Although there has been a lot of progress in oxidative arene C–H functionalization reactions catalyzed by Pd(II/IV) system, the non-directed, site-selective functionalization of arene molecules is still challenging. It has been established that ligands play a pivotal role in controlling rate- as well as selectivity-determining step in a catalytic cycle involving well-defined metal-ligand bonding. N-heterocyclic carbene (NHC) ligands have had a tremendous contribution in the recent extraordinary success of achieving high reactivity and excellent selectivity in many catalytic processes including cross-coupling and olefin-metathesis reactions. However, the immense potential of these NHC ligands in improving site-selectivity of non-directed catalytic C–H functionalization reactions of simple arenes is yet to be realized, where overriding the electronic bias on deciding selectivity is a burdensome task. The presented work demonstrated an initiative step in this regard. Herein, a series of well-defined discrete [Pd(${\text{NHC}}_{{\mathrm{R}}^{\prime }}^{\mathrm{R}}$)(py)I₂] complexes with systematically varied degree of spatial congestion at the Pd centre, exerted through the R and R’ substituents on the NHC ligand, were explored in controlling the activity as well as the site-selectivity of non-directed acetoxylation of representative monosubstituted and disubstituted simple arenes (such as toluene, iodobenzene and bromobenzene, naphthalene and 1,2-dichlorobenzene). The resulting best yields were found to be 75% for toluene and 65% for bromobenzene with [Pd(${\text{NHC}}_{\text{Me}}^{\text{Ph}}$)(py)I₂], 75% for iodobenzene and 79% for naphthalene with [Pd(${\text{NHC}}_{\text{Me}}^{\text{Me}}$)(py)I₂], and 41% for 1,2-dichlorobenzene with [Pd(${\text{NHC}}_{\text{Cy}}^{\text{Cy}}$)(py)I₂]. Most importantly, with increasing the bulkiness of the NHC ligand in the complexes, the selectivity of the distal C-acetoxylated products in comparison to the proximal ones, was enhanced to a great extent in all cases.

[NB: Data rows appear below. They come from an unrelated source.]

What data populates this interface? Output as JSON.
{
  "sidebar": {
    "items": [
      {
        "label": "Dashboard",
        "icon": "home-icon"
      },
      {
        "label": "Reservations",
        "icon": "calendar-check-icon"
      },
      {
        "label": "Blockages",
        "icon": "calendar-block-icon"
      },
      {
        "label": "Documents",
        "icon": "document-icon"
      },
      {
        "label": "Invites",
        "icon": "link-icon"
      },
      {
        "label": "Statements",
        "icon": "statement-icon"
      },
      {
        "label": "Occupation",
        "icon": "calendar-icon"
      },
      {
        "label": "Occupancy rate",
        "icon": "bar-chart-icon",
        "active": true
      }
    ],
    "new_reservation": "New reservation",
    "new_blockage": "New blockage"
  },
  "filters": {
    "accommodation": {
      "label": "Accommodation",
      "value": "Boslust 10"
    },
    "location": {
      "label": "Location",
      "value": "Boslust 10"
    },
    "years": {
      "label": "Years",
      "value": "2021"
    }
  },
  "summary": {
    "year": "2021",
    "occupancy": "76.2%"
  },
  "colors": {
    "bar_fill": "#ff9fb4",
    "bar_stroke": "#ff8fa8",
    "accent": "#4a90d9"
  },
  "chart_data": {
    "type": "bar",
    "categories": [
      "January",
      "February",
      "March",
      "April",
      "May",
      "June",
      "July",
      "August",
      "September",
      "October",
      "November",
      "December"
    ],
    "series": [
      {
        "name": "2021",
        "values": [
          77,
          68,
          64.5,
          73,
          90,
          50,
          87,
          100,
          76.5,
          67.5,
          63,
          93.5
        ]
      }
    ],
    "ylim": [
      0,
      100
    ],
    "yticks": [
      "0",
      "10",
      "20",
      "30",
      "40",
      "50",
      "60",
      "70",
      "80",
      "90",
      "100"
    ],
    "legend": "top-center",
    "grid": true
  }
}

Considering the vast library of NHC ligands, this study underscores the future opportunity to develop more strategies to improve the activity and the crucial site-selectivity of C–H functionalization reactions in simple as well as complex organic molecules.

尽管在 Pd(II/IV) 体系催化的氧化芳烃 C-H 官能化反应方面取得了很多进展，但芳烃分子的非定向、位点选择性官能化仍然具有挑战性。已经确定配体在控制涉及明确金属配体键合的催化循环中的速率和选择性决定步骤中起着关键作用。N-杂环卡宾 (NHC) 配体在最近在许多催化过程（包括交叉偶联和烯烃复分解反应）中实现高反应性和优异选择性的非凡成功中做出了巨大贡献。然而，这些 NHC 配体在提高简单芳烃的非定向催化 C-H 官能化反应的位点选择性方面的巨大潜力尚未实现，在决定选择性时克服电子偏见是一项繁重的任务。所介绍的工作表明在这方面采取了主动措施。这里，一系列定义明确的离散 [Pd(${\text{国家健康委员会}}_{{\mathrm{电阻}}^{\prime }}^{\mathrm{电阻}}$)(py)I ₂ ] 配合物在 Pd 中心具有不同程度的空间拥塞，通过 NHC 配体上的 R 和 R' 取代基施加，在控制活性以及非定向的位点选择性方面进行了探索代表性的单取代和双取代的简单芳烃（如甲苯、碘苯和溴苯、萘和 1,2-二氯苯）的乙酰氧基化。发现所得的最佳产率是甲苯的 75% 和溴苯的 65% 与 [Pd(${\text{国家健康委员会}}_{\text{我}}^{\text{博士}}$)(py)I ₂ ]，75% 的碘苯和 79% 的萘和 [Pd(${\text{国家健康委员会}}_{\text{我}}^{\text{我}}$)(py)I ₂ ]，1,2-二氯苯与 [Pd(${\text{国家健康委员会}}_{\text{环}}^{\text{环}}$)(py)I ₂ ]。最重要的是，随着复合物中 NHC 配体体积的增加，与近端 C-乙酰氧基化产物相比，远端 C-乙酰氧基化产物的选择性在所有情况下都有很大程度的提高。考虑到庞大的 NHC 配体库，这项研究强调了未来开发更多策略以提高简单和复杂有机分子中 C-H 官能化反应的活性和关键位点选择性的机会。